Le texte précise qu’« aucun droit conditionnel au titre de l’activité de membre du directoire ne peut être octroyé s’il ne remplit pas les conditions fixées aux septième et avant-dernier alinéas ». Cela signifie que lorsqu’un dirigeant devient bénéficiaire du régime on ne peut pas lui créer des droits qui correspondraient à une ancienneté passée comme salarié ou non dans l’entreprise, le groupe ou ailleurs, puisqu’une telle reprise conduirait à l’acquisition de droits potentiels en dehors de la procédure de vérification annuelle des performances et pour un montant supérieur à 3% annuel (pour l’année de la reprise d’ancienneté).

En revanche, si un dirigeant bénéficiait du régime comme salarié avant d’être désigné mandataire et qu’il a déjà « acquis » des droits conditionnels au titre de cette activité salarié, l’article 229, ne vient pas remettre en cause les droits potentiels accumulés jusqu’à ce qu’il soit désigné mandataire.

La rédaction de l’article ne lève pas totalement l’incertitude sur le moment de l’appréciation des performances puisque, si celles-ci doivent s’apprécier annuellement pour déterminer l’accroissement des droits conditionnels, le texte persiste à rendre également applicable aux régimes de retraites-chapeaux les dispositions selon lesquelles le versement des droits ne pourra intervenir avant que le conseil d’administration (ou le conseil de surveillance) ne constate lors de la cessation ou du changement des fonctions, le respect des conditions prévues (cf. ci-dessus).

Aussi, à la lecture du texte, les régimes de « retraite chapeau » seraient soumis à une double condition de performances : une condition annuelle et une condition portant sur l’ensemble de la carrière. Il pourrait donc exister des situations dans lesquelles, des droits conditionnels auraient pu être accumulés tout au long de la carrière, et seraient remis en cause à la fin de celle-ci dans le cadre du contrôle de la performance sur l’ensemble de la carrière. En effet, la rédaction du texte ne permet pas d’affirmer que le contrôle annuel se substituerait au contrôle in fine.

Les mesures décrites ci-dessus s’appliquent également lorsque le mandataire bénéficie du régime de retraite en application d’un contrat de travail le liant à la société, ou à une société qu’elle contrôle ou à la société qui la contrôle (notamment lors de leur nomination aux fonctions de président, directeur général, directeur général délégué, ou membre du directoire), pour la période d’exercice du mandat.

 

La sanction de l’absence de respect de ces obligations est la nullité de l’avantage ou des droits conditionnels octroyés.
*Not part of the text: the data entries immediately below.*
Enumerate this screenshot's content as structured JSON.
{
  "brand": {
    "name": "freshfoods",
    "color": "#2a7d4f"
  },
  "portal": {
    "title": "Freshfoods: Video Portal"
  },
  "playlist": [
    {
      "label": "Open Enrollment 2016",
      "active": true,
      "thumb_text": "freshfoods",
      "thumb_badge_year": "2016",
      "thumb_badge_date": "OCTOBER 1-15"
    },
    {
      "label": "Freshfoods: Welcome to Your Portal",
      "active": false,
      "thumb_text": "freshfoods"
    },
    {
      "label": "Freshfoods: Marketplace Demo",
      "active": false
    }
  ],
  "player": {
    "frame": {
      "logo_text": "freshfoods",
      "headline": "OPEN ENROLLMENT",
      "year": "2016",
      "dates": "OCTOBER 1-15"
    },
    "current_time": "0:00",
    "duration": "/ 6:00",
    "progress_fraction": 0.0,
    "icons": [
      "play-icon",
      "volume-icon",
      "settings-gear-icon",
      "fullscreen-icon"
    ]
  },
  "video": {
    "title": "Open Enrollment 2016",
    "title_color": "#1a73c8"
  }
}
La loi s’applique aux engagements de retraite à prestations définies pris à compter de sa publication et aux engagements de retraite bénéficiant au président, directeur général et directeur général délégué nommé ou renouvelé après la publication de la loi, à compter de la nomination ou du renouvellement.

La date d’entrée en vigueur est la date de publication de la loi, mais on peut s’interroger sur ce qu’il convient d’entendre par « engagement de retraite » et en conséquence sur l’application ou non de ces nouvelles obligations aux dirigeants titulaires d’un mandat en cours et qui sont déjà bénéficiaires potentiels d’un régime de retraite supplémentaire existant.

 

On peut noter que l’exposé des motifs de l’amendement ayant introduit cette nouvelle rédaction justifie l’interprétation la plus souple en précisant :

« En vertu du premier alinéa du II, les dispositions s’appliquent à tout engagement de retraite pris par l’entreprise au bénéfice d’un mandataire social à compter de la promulgation de la loi.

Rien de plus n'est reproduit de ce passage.